Como em Nietzsche, esse sujeito não passa de uma ilusão, um conglomerado de realidades díspares e de forças sem um "telos" determinado. Mas, diga-se de passagem, trata-se de uma ilusão vital para todos nós. Auschwitz não tem nada a ver com compreensão ou mesmo com a idéia de sujeito, não podemos entender Auschwitz a partir da idéia de um "sujeito histórico". Essa idéia de sujeito seria inteiramente inapropriada para entender Auschwitz e sua violência. Trata-se antes de uma resistência a isso.
Quando pensamos numa figura, por exemplo, como o personagem do clássico romance de formação "Os Anos de Aprendizado de Wilhelm Meister", de Goethe, que se molda no choque com a realidade objetiva, então precisamos apontar de antemão a disparidade dessa idéia de sujeito diante do abismo que Auschwitz significa, abismo diante do qual cada animal deve manifestar seu horror. Ante Auschwitz existe apenas o horror. Entre a sentença de Adorno, de que não é mais possível lírica após Auschwitz, e a recusa de Müller a uma noção de sujeito vejo um parentesco muito claro.

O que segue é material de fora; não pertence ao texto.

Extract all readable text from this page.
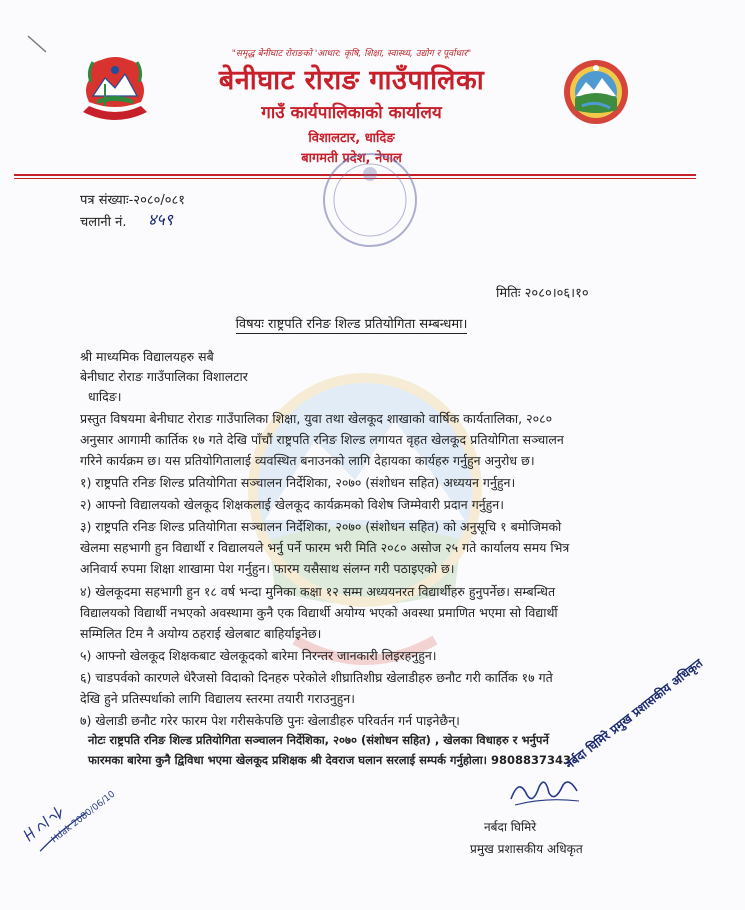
"समृद्ध बेनीघाट रोराङको 'आधार: कृषि, शिक्षा, स्वास्थ्य, उद्योग र पूर्वाधार"
बेनीघाट रोराङ गाउँपालिका
गाउँ कार्यपालिकाको कार्यालय
विशालटार, धादिङ
बागमती प्रदेश, नेपाल
पत्र संख्याः-२०८०/०८१
चलानी नं. ४५९
मितिः २०८०।०६।१०
विषयः राष्ट्रपति रनिङ शिल्ड प्रतियोगिता सम्बन्धमा।
श्री माध्यमिक विद्यालयहरु सबै
बेनीघाट रोराङ गाउँपालिका विशालटार
धादिङ।
प्रस्तुत विषयमा बेनीघाट रोराङ गाउँपालिका शिक्षा, युवा तथा खेलकूद शाखाको वार्षिक कार्यतालिका, २०८०
अनुसार आगामी कार्तिक १७ गते देखि पाँचौं राष्ट्रपति रनिङ शिल्ड लगायत वृहत खेलकूद प्रतियोगिता सञ्चालन
गरिने कार्यक्रम छ। यस प्रतियोगितालाई व्यवस्थित बनाउनको लागि देहायका कार्यहरु गर्नुहुन अनुरोध छ।
१) राष्ट्रपति रनिङ शिल्ड प्रतियोगिता सञ्चालन निर्देशिका, २०७० (संशोधन सहित) अध्ययन गर्नुहुन।
२) आफ्नो विद्यालयको खेलकूद शिक्षकलाई खेलकूद कार्यक्रमको विशेष जिम्मेवारी प्रदान गर्नुहुन।
३) राष्ट्रपति रनिङ शिल्ड प्रतियोगिता सञ्चालन निर्देशिका, २०७० (संशोधन सहित) को अनुसूचि १ बमोजिमको
खेलमा सहभागी हुन विद्यार्थी र विद्यालयले भर्नु पर्ने फारम भरी मिति २०८० असोज २५ गते कार्यालय समय भित्र
अनिवार्य रुपमा शिक्षा शाखामा पेश गर्नुहुन। फारम यसैसाथ संलग्न गरी पठाइएको छ।
४) खेलकूदमा सहभागी हुन १८ वर्ष भन्दा मुनिका कक्षा १२ सम्म अध्ययनरत विद्यार्थीहरु हुनुपर्नेछ। सम्बन्धित
विद्यालयको विद्यार्थी नभएको अवस्थामा कुनै एक विद्यार्थी अयोग्य भएको अवस्था प्रमाणित भएमा सो विद्यार्थी
सम्मिलित टिम नै अयोग्य ठहराई खेलबाट बाहिर्याइनेछ।
५) आफ्नो खेलकूद शिक्षकबाट खेलकूदको बारेमा निरन्तर जानकारी लिइरहनुहुन।
६) चाडपर्वको कारणले धेरैजसो विदाको दिनहरु परेकोले शीघ्रातिशीघ्र खेलाडीहरु छनौट गरी कार्तिक १७ गते
देखि हुने प्रतिस्पर्धाको लागि विद्यालय स्तरमा तयारी गराउनुहुन।
७) खेलाडी छनौट गरेर फारम पेश गरीसकेपछि पुनः खेलाडीहरु परिवर्तन गर्न पाइनेछैन्।
नोटः राष्ट्रपति रनिङ शिल्ड प्रतियोगिता सञ्चालन निर्देशिका, २०७० (संशोधन सहित) , खेलका विधाहरु र भर्नुपर्ने
फारमका बारेमा कुनै द्विविधा भएमा खेलकूद प्रशिक्षक श्री देवराज घलान सरलाई सम्पर्क गर्नुहोला। 9808837343
Hdak 2080/06/10
नर्बदा घिमिरे प्रमुख प्रशासकीय अधिकृत
नर्बदा घिमिरे
प्रमुख प्रशासकीय अधिकृत
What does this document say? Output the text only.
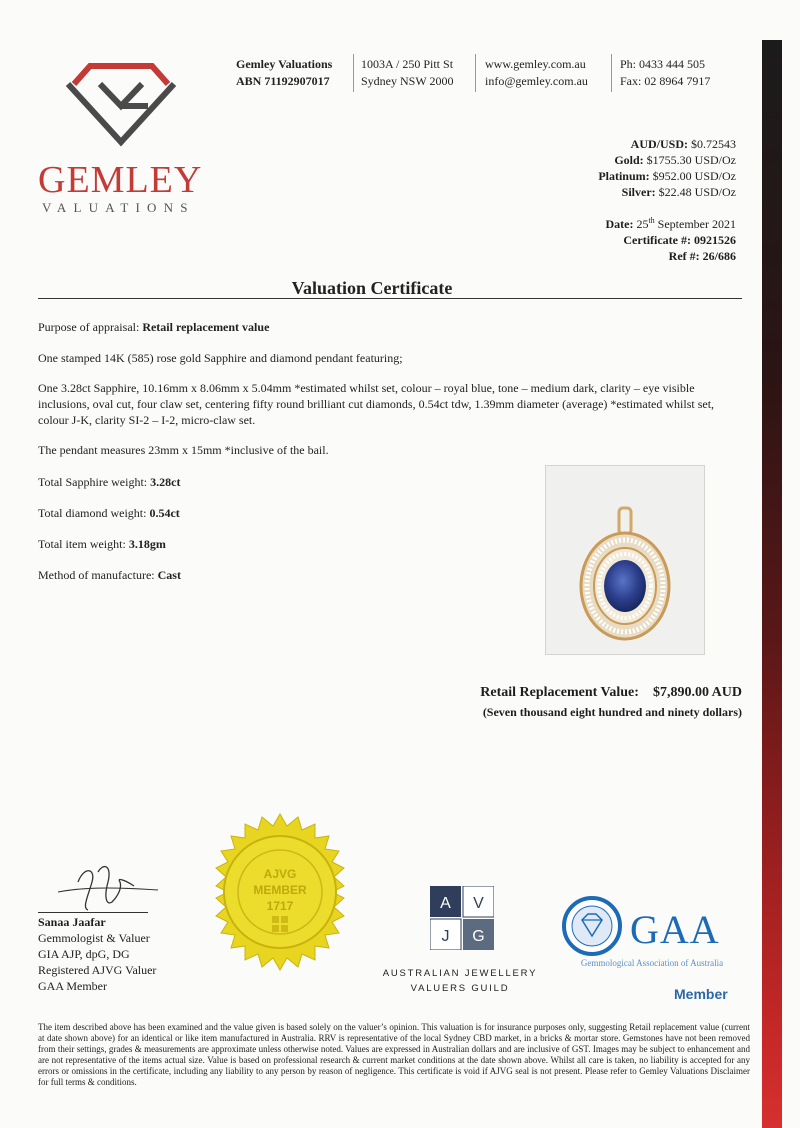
GEMLEY
VALUATIONS
Gemley Valuations
ABN 71192907017
1003A / 250 Pitt St
Sydney NSW 2000
www.gemley.com.au
info@gemley.com.au
Ph: 0433 444 505
Fax: 02 8964 7917
AUD/USD: $0.72543
Gold: $1755.30 USD/Oz
Platinum: $952.00 USD/Oz
Silver: $22.48 USD/Oz
Date: 25th September 2021
Certificate #: 0921526
Ref #: 26/686
Valuation Certificate
Purpose of appraisal: Retail replacement value
One stamped 14K (585) rose gold Sapphire and diamond pendant featuring;
One 3.28ct Sapphire, 10.16mm x 8.06mm x 5.04mm *estimated whilst set, colour – royal blue, tone – medium dark, clarity – eye visible inclusions, oval cut, four claw set, centering fifty round brilliant cut diamonds, 0.54ct tdw, 1.39mm diameter (average) *estimated whilst set, colour J-K, clarity SI-2 – I-2, micro-claw set.
The pendant measures 23mm x 15mm *inclusive of the bail.
Total Sapphire weight: 3.28ct
Total diamond weight: 0.54ct
Total item weight: 3.18gm
Method of manufacture: Cast
Retail Replacement Value: $7,890.00 AUD
(Seven thousand eight hundred and ninety dollars)
AJVG
MEMBER
1717
Sanaa Jaafar
Gemmologist & Valuer
GIA AJP, dpG, DG
Registered AJVG Valuer
GAA Member
A V
J G
AUSTRALIAN JEWELLERY
VALUERS GUILD
GAA
Gemmological Association of Australia
Member
The item described above has been examined and the value given is based solely on the valuer’s opinion. This valuation is for insurance purposes only, suggesting Retail replacement value (current at date shown above) for an identical or like item manufactured in Australia. RRV is representative of the local Sydney CBD market, in a bricks & mortar store. Gemstones have not been removed from their settings, grades & measurements are approximate unless otherwise noted. Values are expressed in Australian dollars and are inclusive of GST. Images may be subject to enhancement and are not representative of the items actual size. Value is based on professional research & current market conditions at the date shown above. Whilst all care is taken, no liability is accepted for any errors or omissions in the certificate, including any liability to any person by reason of negligence. This certificate is void if AJVG seal is not present. Please refer to Gemley Valuations Disclaimer for full terms & conditions.
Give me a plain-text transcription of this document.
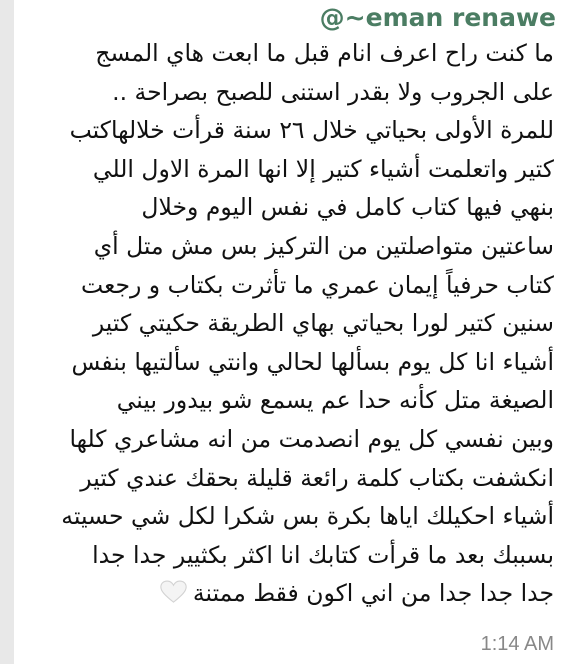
@~eman renawe
ما كنت راح اعرف انام قبل ما ابعت هاي المسج
على الجروب ولا بقدر استنى للصبح بصراحة ..
للمرة الأولى بحياتي خلال ٢٦ سنة قرأت خلالهاكتب
كتير واتعلمت أشياء كتير إلا انها المرة الاول اللي
بنهي فيها كتاب كامل في نفس اليوم وخلال
ساعتين متواصلتين من التركيز بس مش متل أي
كتاب حرفياً إيمان عمري ما تأثرت بكتاب و رجعت
سنين كتير لورا بحياتي بهاي الطريقة حكيتي كتير
أشياء انا كل يوم بسألها لحالي وانتي سألتيها بنفس
الصيغة متل كأنه حدا عم يسمع شو بيدور بيني
وبين نفسي كل يوم انصدمت من انه مشاعري كلها
انكشفت بكتاب كلمة رائعة قليلة بحقك عندي كتير
أشياء احكيلك اياها بكرة بس شكرا لكل شي حسيته
بسببك بعد ما قرأت كتابك انا اكثر بكثيير جدا جدا
جدا جدا جدا من اني اكون فقط ممتنة
1:14 AM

Essa atitude dos críticos, de quererem tomar afirmações de um escritor como parte de um modelo explicativo de uma visão de mundo, sempre fracassa. Escritores criam metáforas reutilizáveis e novas texturas de significação.

O que mudou essencialmente na paisagem das mídias alemãs nestes últimos dez anos desde a reunificação?

A concentração vertical do capital aumentou consideravelmente entre os conglomerados Bertelmmans e Springer e outros, que só consolidaram ainda mais sua hegemonia nos novos canais. Mas se é possível, por um lado, organizar trustes e superestradas da informação, por outro, não se podem dissolver as iniciativas individuais. No meu caso, procuro construir uma terceira via independente e alternativa nos calcanhares desses gigantes.

_________________________________________________________________
José Galisi Filho é mestre em teoria literária pela Universidade Estadual de Campinas (Unicamp) e doutorando em germanística na Universidade de Hannover (Alemanha).